If I'm reading this right, the core of the argument is that since any continuous...

leereeves · on Feb 14, 2019

That is a serious practical problem that we find even in this paper. The authors were unable to fit a degree 3 polynomial to a subset (just 26 components) of MNIST data (handwritten digits) due to a "memory issue".

But mathematical theory need not be practical. The relation between NNs and polynomial regression might be a fruitful theoretical observation even if the equivalent polynomial regression is incalculable.

lalaithion · on Feb 14, 2019

They were unable to fit a degree three polynomial, but were still able to obtain a 97% accuracy with a degree two polynomial.

ivalm · on Feb 14, 2019

I don't think it is even fruitful. We already know that mappings that don't contain poles can be approximated in various ways: Taylor expansion, piecewise linear, fourier transforms.. Taylor expansion is the polynomial fitting for authors, piecewise linear is NN with relu activation.

eklitzke · on Feb 14, 2019

Not to mention that as a practical matter, the ability to train a neural network with backpropagation is important to get results that actually converge in a reasonable amount of time.

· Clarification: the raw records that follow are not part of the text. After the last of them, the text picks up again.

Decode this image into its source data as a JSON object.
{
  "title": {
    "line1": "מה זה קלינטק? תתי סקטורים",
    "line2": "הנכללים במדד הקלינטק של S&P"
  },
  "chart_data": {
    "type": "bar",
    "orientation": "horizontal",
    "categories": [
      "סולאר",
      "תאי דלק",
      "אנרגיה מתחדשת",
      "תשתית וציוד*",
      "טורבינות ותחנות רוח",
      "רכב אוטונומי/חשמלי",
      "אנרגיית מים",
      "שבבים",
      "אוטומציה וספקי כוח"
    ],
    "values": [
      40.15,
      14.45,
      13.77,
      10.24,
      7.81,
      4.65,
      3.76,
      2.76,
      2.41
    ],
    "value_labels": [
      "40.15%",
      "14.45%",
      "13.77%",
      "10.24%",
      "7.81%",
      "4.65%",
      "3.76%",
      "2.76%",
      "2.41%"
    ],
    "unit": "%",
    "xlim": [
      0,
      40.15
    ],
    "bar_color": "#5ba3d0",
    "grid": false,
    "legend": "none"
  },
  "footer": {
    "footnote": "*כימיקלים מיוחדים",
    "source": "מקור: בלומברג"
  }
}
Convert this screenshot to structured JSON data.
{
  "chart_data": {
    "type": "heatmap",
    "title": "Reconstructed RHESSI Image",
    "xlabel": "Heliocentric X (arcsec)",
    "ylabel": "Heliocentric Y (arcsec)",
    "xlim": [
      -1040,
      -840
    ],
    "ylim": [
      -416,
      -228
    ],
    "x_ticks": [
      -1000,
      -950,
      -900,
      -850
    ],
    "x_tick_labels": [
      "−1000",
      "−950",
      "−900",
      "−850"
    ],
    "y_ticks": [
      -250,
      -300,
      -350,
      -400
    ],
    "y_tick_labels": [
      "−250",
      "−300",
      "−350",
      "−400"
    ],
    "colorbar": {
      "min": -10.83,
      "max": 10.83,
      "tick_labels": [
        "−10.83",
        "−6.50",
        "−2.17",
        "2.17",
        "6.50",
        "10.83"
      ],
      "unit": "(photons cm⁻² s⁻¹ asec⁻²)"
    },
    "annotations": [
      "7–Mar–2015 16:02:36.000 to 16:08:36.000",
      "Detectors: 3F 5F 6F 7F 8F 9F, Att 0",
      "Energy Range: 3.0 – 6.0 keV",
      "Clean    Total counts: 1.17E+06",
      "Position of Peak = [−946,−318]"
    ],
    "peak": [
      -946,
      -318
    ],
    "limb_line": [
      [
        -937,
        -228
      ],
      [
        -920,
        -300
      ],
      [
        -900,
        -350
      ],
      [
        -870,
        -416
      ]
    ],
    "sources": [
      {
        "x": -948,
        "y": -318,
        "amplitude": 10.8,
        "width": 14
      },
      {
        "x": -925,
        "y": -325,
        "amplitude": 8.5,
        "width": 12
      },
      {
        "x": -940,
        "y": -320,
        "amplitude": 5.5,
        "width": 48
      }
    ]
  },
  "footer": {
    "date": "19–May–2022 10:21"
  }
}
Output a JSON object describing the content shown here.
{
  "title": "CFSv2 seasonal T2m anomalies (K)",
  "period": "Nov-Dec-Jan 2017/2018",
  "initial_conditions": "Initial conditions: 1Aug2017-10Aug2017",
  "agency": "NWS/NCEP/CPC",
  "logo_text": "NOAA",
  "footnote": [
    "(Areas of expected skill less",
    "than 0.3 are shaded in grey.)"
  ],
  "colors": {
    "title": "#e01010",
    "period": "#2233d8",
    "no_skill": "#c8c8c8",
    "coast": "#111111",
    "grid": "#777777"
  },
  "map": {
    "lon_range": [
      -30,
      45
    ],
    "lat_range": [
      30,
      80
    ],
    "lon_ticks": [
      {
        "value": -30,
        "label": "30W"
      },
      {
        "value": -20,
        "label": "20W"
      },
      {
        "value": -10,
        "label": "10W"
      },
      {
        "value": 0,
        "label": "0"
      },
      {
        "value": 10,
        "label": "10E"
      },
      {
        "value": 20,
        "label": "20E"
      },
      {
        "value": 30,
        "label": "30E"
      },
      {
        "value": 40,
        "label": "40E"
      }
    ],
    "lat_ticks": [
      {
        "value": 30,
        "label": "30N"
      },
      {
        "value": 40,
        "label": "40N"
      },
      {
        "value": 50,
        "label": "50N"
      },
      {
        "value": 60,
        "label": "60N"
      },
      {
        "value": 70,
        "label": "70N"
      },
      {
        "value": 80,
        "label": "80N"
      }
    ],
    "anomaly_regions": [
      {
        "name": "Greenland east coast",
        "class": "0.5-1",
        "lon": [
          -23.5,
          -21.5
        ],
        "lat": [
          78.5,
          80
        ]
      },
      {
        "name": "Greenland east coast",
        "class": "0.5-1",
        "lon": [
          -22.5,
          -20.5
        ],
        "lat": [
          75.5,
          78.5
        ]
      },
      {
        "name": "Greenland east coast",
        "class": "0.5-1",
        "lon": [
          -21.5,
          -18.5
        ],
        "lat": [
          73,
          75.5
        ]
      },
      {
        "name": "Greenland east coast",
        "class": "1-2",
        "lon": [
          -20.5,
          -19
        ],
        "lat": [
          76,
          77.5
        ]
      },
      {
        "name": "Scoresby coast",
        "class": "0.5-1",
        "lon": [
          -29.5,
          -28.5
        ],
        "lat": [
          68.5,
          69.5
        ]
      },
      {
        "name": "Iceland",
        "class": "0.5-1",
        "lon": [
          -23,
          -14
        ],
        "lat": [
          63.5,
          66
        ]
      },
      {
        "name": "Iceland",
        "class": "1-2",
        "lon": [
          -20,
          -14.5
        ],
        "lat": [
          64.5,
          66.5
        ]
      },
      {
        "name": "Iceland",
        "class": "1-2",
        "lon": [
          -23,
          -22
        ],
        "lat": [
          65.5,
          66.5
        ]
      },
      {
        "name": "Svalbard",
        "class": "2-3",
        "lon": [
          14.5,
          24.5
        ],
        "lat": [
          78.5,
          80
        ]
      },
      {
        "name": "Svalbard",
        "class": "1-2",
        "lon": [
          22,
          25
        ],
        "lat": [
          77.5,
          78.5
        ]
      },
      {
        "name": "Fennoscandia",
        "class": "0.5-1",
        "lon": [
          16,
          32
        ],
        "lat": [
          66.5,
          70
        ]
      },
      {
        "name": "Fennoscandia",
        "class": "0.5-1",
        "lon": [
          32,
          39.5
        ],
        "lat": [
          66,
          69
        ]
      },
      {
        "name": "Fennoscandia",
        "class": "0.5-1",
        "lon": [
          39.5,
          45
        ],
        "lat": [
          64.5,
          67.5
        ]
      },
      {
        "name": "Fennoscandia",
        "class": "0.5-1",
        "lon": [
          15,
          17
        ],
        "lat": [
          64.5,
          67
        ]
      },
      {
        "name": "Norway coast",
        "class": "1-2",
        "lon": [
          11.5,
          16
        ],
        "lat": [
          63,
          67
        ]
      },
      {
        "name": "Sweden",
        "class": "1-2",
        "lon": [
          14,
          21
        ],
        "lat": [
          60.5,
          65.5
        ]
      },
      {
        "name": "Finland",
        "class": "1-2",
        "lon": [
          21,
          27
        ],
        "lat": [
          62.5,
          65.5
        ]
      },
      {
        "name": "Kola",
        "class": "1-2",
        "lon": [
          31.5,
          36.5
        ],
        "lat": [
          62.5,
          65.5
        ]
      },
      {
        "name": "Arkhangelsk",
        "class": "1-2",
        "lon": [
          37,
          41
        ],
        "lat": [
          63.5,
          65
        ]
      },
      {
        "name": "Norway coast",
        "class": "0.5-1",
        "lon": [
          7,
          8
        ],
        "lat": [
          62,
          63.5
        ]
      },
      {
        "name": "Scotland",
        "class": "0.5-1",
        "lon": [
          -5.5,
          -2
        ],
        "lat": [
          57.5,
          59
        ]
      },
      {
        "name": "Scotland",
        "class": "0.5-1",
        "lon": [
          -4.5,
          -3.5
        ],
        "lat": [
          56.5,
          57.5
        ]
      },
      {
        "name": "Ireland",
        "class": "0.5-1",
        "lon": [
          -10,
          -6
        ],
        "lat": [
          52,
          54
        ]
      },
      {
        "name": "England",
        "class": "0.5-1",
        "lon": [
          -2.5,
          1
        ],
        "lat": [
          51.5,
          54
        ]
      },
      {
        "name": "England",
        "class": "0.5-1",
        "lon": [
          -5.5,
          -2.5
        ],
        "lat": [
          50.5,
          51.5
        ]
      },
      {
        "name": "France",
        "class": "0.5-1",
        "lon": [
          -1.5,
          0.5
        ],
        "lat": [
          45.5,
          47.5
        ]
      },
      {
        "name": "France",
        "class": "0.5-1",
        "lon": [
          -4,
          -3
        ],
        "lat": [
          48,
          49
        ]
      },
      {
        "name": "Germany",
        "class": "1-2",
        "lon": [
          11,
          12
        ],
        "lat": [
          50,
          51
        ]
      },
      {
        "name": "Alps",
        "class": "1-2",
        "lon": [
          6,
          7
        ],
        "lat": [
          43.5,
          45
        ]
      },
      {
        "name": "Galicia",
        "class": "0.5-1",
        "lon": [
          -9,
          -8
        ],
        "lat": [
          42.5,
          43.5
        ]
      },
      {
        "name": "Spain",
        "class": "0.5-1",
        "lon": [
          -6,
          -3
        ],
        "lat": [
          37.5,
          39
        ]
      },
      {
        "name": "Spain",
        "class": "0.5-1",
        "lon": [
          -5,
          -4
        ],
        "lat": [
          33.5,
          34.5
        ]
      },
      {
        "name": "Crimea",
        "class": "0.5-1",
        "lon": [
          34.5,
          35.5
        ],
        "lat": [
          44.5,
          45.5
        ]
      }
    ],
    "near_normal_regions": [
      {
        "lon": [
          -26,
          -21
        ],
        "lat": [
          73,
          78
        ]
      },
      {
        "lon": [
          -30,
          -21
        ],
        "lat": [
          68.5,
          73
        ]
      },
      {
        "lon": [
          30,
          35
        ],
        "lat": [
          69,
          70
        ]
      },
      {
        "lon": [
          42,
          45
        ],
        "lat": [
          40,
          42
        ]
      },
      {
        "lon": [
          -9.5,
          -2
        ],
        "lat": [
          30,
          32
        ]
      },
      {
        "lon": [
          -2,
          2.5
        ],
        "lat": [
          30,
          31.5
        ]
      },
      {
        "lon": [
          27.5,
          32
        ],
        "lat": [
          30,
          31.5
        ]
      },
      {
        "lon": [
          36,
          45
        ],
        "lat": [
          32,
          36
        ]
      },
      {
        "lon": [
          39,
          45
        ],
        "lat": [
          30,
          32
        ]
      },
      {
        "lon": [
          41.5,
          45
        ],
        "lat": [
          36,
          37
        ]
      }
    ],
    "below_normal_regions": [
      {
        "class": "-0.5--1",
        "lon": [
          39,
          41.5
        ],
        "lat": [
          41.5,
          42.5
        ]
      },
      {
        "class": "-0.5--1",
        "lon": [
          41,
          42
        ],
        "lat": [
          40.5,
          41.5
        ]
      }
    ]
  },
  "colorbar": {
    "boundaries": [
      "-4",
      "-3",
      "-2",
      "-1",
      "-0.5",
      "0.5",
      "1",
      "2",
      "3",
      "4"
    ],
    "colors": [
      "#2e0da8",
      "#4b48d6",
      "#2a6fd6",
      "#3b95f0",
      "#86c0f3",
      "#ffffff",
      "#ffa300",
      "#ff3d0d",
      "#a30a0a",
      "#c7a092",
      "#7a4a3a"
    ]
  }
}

It's not useful to say "but you could just use a polynomial regression" if you can't actually generate the equivalent polynomial regression in the same amount of time that you can train a neural network.

scottlocklin · on Feb 14, 2019

I'm not sure that's actually correct. In fact I'm sure it is incorrect for a polynomial of degree 1. Otherwise, there's nothing special about relu or tanh that you can't use sequential/backprop on polynomial regression in general.

pfortuny · on Feb 14, 2019

Not to be nitpicky: it is not the Taylor polynomial (it does not approach any continuous function). It is a result by weierstrass on polynomial approximation on a closed interval.

f(x)=exp(-x^2) has the same Taylor expansion as g(x)=0 at x=0.

aqwsedopl · on Feb 14, 2019

Wouldn’t the math academics have seen this in literally one second. How was this not asserted even earlier? Just genuinely curious as a completely unaware programmer

Chabs · on Feb 14, 2019

My gut feeling is that yes, this is pretty much self evident.

However, the interesting part of the paper is that they use that equivalency to propose that properties of polynomial regression are applicable to Neural networks, and draw some conclusions from that.

krcz · on Feb 14, 2019

> any continuous function is can be approximated via a taylor series expansion We can get a good polynomial approximation of any continuous function but just on bounded set. Wouldn't such assumption (restriction of activation function domain) be problematic?

joker3 · on Feb 14, 2019

I think that's a very good point. Yes, you can approximate any given clasical NN with a polynomial, but how does the number of terms in the polynomial scale with the network size and the desired accuracy? There might be a very good paper there.